Creates a knowledge graph engine backed by a neo4j database, from a URL and optional username and password. Knowledge graph "engines" are objects that store information about how to connect to a (potentially large) knowledge graph, and can be used to fetch nodes and edges from the database as local graph objects.

neo4j_engine(
  url,
  username = NA,
  password = NA,
  preferences = NULL,
  timeout = 1,
  cache = TRUE,
  ...
)

Arguments

url

A character string indicating the URL of the neo4j database.
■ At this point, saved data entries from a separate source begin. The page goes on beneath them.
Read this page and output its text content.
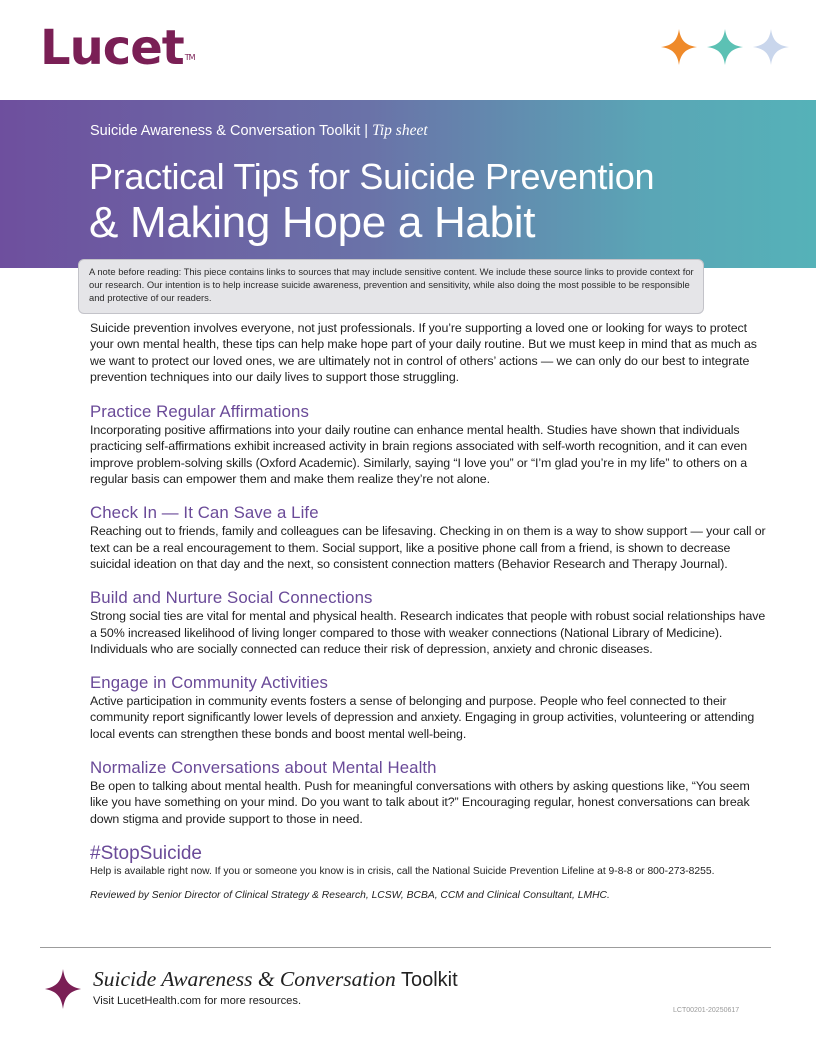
Lucet™
Suicide Awareness & Conversation Toolkit | Tip sheet
Practical Tips for Suicide Prevention
& Making Hope a Habit
A note before reading: This piece contains links to sources that may include sensitive content. We include these source links to provide context for our research. Our intention is to help increase suicide awareness, prevention and sensitivity, while also doing the most possible to be responsible and protective of our readers.

Suicide prevention involves everyone, not just professionals. If you’re supporting a loved one or looking for ways to protect your own mental health, these tips can help make hope part of your daily routine. But we must keep in mind that as much as we want to protect our loved ones, we are ultimately not in control of others’ actions — we can only do our best to integrate prevention techniques into our daily lives to support those struggling.

Practice Regular Affirmations

Incorporating positive affirmations into your daily routine can enhance mental health. Studies have shown that individuals practicing self-affirmations exhibit increased activity in brain regions associated with self-worth recognition, and it can even improve problem-solving skills (Oxford Academic). Similarly, saying “I love you” or “I’m glad you’re in my life” to others on a regular basis can empower them and make them realize they’re not alone.

Check In — It Can Save a Life

Reaching out to friends, family and colleagues can be lifesaving. Checking in on them is a way to show support — your call or text can be a real encouragement to them. Social support, like a positive phone call from a friend, is shown to decrease suicidal ideation on that day and the next, so consistent connection matters (Behavior Research and Therapy Journal).

Build and Nurture Social Connections

Strong social ties are vital for mental and physical health. Research indicates that people with robust social relationships have a 50% increased likelihood of living longer compared to those with weaker connections (National Library of Medicine). Individuals who are socially connected can reduce their risk of depression, anxiety and chronic diseases.

Engage in Community Activities

Active participation in community events fosters a sense of belonging and purpose. People who feel connected to their community report significantly lower levels of depression and anxiety. Engaging in group activities, volunteering or attending local events can strengthen these bonds and boost mental well-being.

Normalize Conversations about Mental Health

Be open to talking about mental health. Push for meaningful conversations with others by asking questions like, “You seem like you have something on your mind. Do you want to talk about it?” Encouraging regular, honest conversations can break down stigma and provide support to those in need.

#StopSuicide
Help is available right now. If you or someone you know is in crisis, call the National Suicide Prevention Lifeline at 9-8-8 or 800-273-8255.
Reviewed by Senior Director of Clinical Strategy & Research, LCSW, BCBA, CCM and Clinical Consultant, LMHC.
Suicide Awareness & Conversation Toolkit
Visit LucetHealth.com for more resources.
LCT00201-20250617
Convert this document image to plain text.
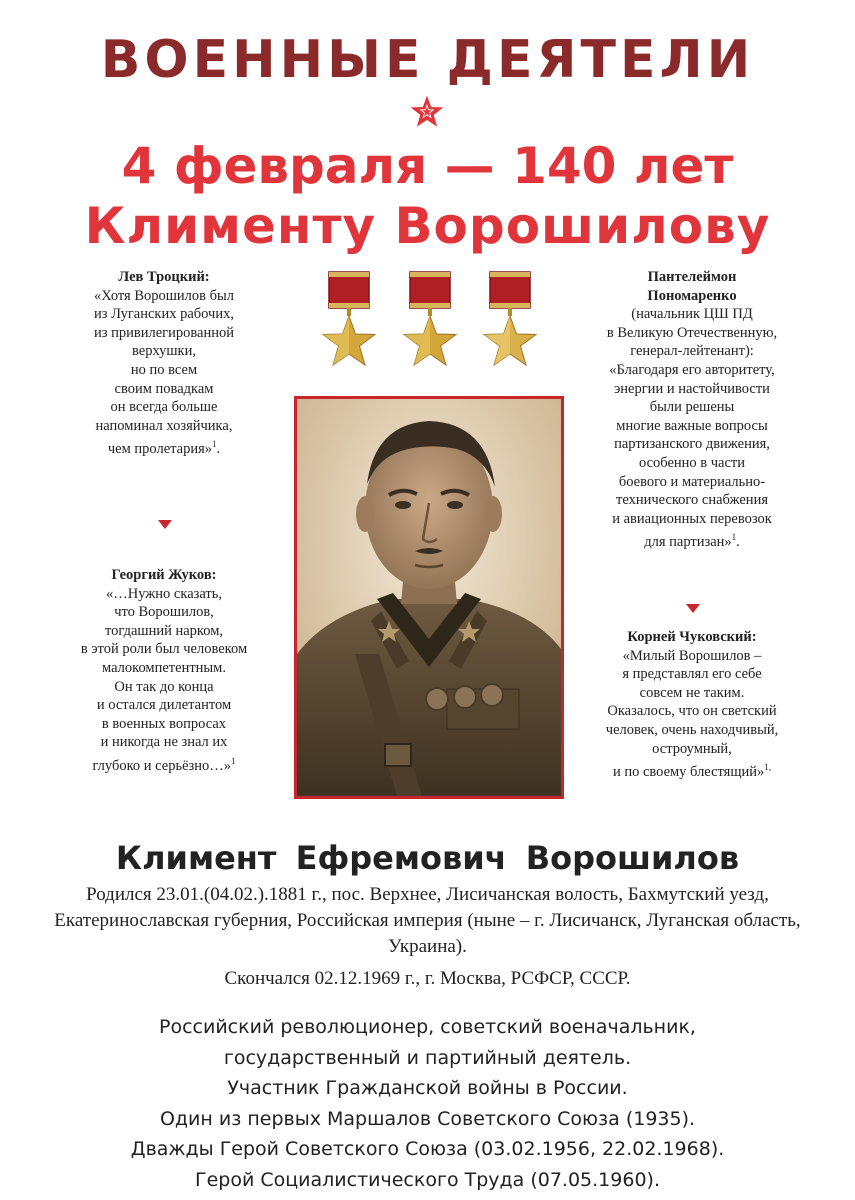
ВОЕННЫЕ ДЕЯТЕЛИ
4 февраля — 140 лет
Клименту Ворошилову
Лев Троцкий:
«Хотя Ворошилов был
из Луганских рабочих,
из привилегированной
верхушки,
но по всем
своим повадкам
он всегда больше
напоминал хозяйчика,
чем пролетария»$^1$.
Георгий Жуков:
«…Нужно сказать,
что Ворошилов,
тогдашний нарком,
в этой роли был человеком
малокомпетентным.
Он так до конца
и остался дилетантом
в военных вопросах
и никогда не знал их
глубоко и серьёзно…»$^1$
Пантелеймон
Пономаренко
(начальник ЦШ ПД
в Великую Отечественную,
генерал-лейтенант):
«Благодаря его авторитету,
энергии и настойчивости
были решены
многие важные вопросы
партизанского движения,
особенно в части
боевого и материально-
технического снабжения
и авиационных перевозок
для партизан»$^1$.
Корней Чуковский:
«Милый Ворошилов –
я представлял его себе
совсем не таким.
Оказалось, что он светский
человек, очень находчивый,
остроумный,
и по своему блестящий»$^{1,}$
Климент Ефремович Ворошилов
Родился 23.01.(04.02.).1881 г., пос. Верхнее, Лисичанская волость, Бахмутский уезд, Екатеринославская губерния, Российская империя (ныне – г. Лисичанск, Луганская область, Украина).
Скончался 02.12.1969 г., г. Москва, РСФСР, СССР.
Российский революционер, советский военачальник,
государственный и партийный деятель.
Участник Гражданской войны в России.
Один из первых Маршалов Советского Союза (1935).
Дважды Герой Советского Союза (03.02.1956, 22.02.1968).
Герой Социалистического Труда (07.05.1960).
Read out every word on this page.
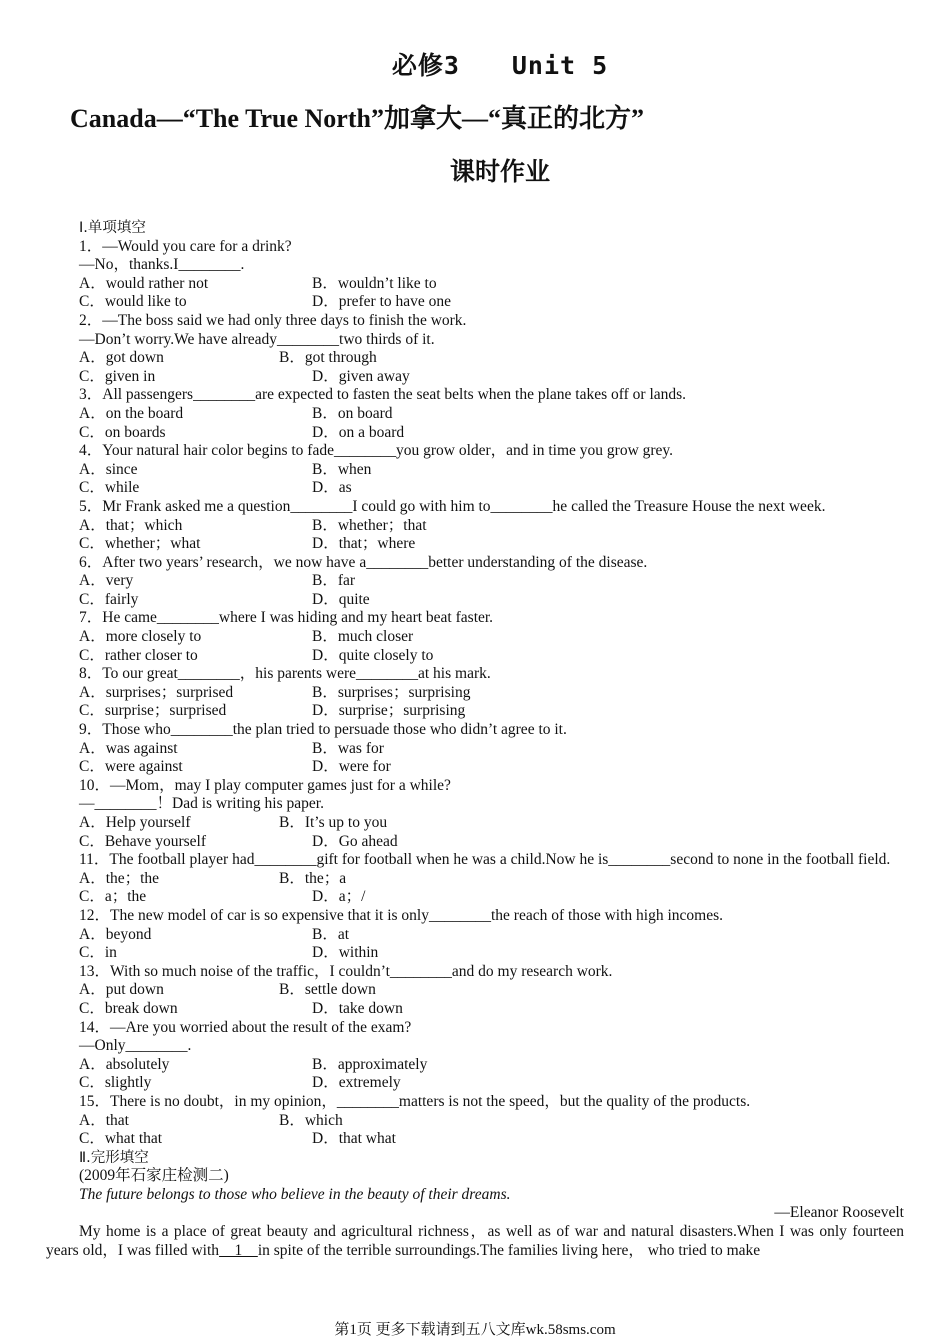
必修3　　Unit 5
Canada—“The True North”加拿大—“真正的北方”
课时作业
Ⅰ.单项填空
1．—Would you care for a drink?
—No，thanks.I________.
A．would rather not	B．wouldn’t like to
C．would like to	D．prefer to have one
2．—The boss said we had only three days to finish the work.
—Don’t worry.We have already________two thirds of it.
A．got down	B．got through
C．given in	D．given away
3．All passengers________are expected to fasten the seat belts when the plane takes off or lands.
A．on the board	B．on board
C．on boards	D．on a board
4．Your natural hair color begins to fade________you grow older，and in time you grow grey.
A．since	B．when
C．while	D．as
5．Mr Frank asked me a question________I could go with him to________he called the Treasure House the next week.
A．that；which	B．whether；that
C．whether；what	D．that；where
6．After two years’ research，we now have a________better understanding of the disease.
A．very	B．far
C．fairly	D．quite
7．He came________where I was hiding and my heart beat faster.
A．more closely to	B．much closer
C．rather closer to	D．quite closely to
8．To our great________，his parents were________at his mark.
A．surprises；surprised	B．surprises；surprising
C．surprise；surprised	D．surprise；surprising
9．Those who________the plan tried to persuade those who didn’t agree to it.
A．was against	B．was for
C．were against	D．were for
10．—Mom，may I play computer games just for a while?
—________！Dad is writing his paper.
A．Help yourself	B．It’s up to you
C．Behave yourself	D．Go ahead
11．The football player had________gift for football when he was a child.Now he is________second to none in the football field.
A．the；the	B．the；a
C．a；the	D．a；/
12．The new model of car is so expensive that it is only________the reach of those with high incomes.
A．beyond	B．at
C．in	D．within
13．With so much noise of the traffic，I couldn’t________and do my research work.
A．put down	B．settle down
C．break down	D．take down
14．—Are you worried about the result of the exam?
—Only________.
A．absolutely	B．approximately
C．slightly	D．extremely
15．There is no doubt，in my opinion，________matters is not the speed，but the quality of the products.
A．that	B．which
C．what that	D．that what
Ⅱ.完形填空
(2009年石家庄检测二)
The future belongs to those who believe in the beauty of their dreams.
—Eleanor Roosevelt
My home is a place of great beauty and agricultural richness，as well as of war and natural disasters.When I was only fourteen years old，I was filled with　1　in spite of the terrible surroundings.The families living here， who tried to make
第1页 更多下载请到五八文库wk.58sms.com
If given a vector, each will be tried in sequence; if a URL times out (see timeout) or fails, the next is tried.

username

A character string indicating the username for the neo4j database (if needed).

password

A character string indicating the password for the neo4j database (if needed).

preferences

A named list of preferences for the engine.

timeout

Number of sections to wait before trying the next url.

cache

Whether to cache query results in memory for the length of the R session.

...

Additional arguments passed to neo2R::startGraph().

Value

An object of class neo4j_engine

Details

Engines store preference information specifying how data are fetched and manipulated; for example, while node category is multi-valued (nodes may have multiple categories, for example "biolink:Gene" and "biolink:NamedThing"), typically a single category is used to represent the node in a graph, and is returned as the nodes' pcategory. A preference list of categories to use for pcategory is stored in the engine's preferences. A default set of preferences is stored in the package for use with KGX (BioLink-compatible) graphs (see https://github.com/biolink/kgx/blob/master/specification/kgx-format.md), but these can be overridden by the user.

For neo4j_engine()s, preferences are also used to set the node properties to search when using search_nodes(), defaulting to regex-based searches on id, name, and description. (The monarch_engine() is a type of neo4j_engine() with the URL set to the Monarch Neo4j instance, and overrides search_nodes() to use the Monarch search API, see monarch_engine() for details).

Examples

library(tidygraph)
library(dplyr)

engine <- neo4j_engine(url = "https://neo4j.monarchinitiative.org")
#> Trying to connect to https://neo4j.monarchinitiative.org
#> Connected to https://neo4j.monarchinitiative.org
res <- engine |> fetch_nodes(query_ids = c("MONDO:0007522", "MONDO:0007947"))
#> Fetching; counting matching nodes... 
#>  total: 2.
#> Fetching; fetched 2 of 2
print(res)
#> # A tbl_graph: 2 nodes and 0 edges
#> #
#> # A rooted forest with 2 trees
#> #
#> # Node Data: 2 × 10 (active)
#>   id          category pcategory name  description synonym iri   xref  namespace
#>   <chr>       <list>   <chr>     <chr> <chr>       <named> <chr> <nam> <chr>    
#> 1 MONDO:0007… <chr>    biolink:… Ehle… Ehlers-Dan… <chr>   http… <chr> MONDO    
#> 2 MONDO:0007… <chr>    biolink:… Marf… A disorder… <chr>   http… <chr> MONDO    
#> # ℹ 1 more variable: provided_by <named list>
#> #
#> # Edge Data: 0 × 5
#> # ℹ 5 variables: from <int>, to <int>, subject <chr>, predicate <chr>,
#> #   object <chr>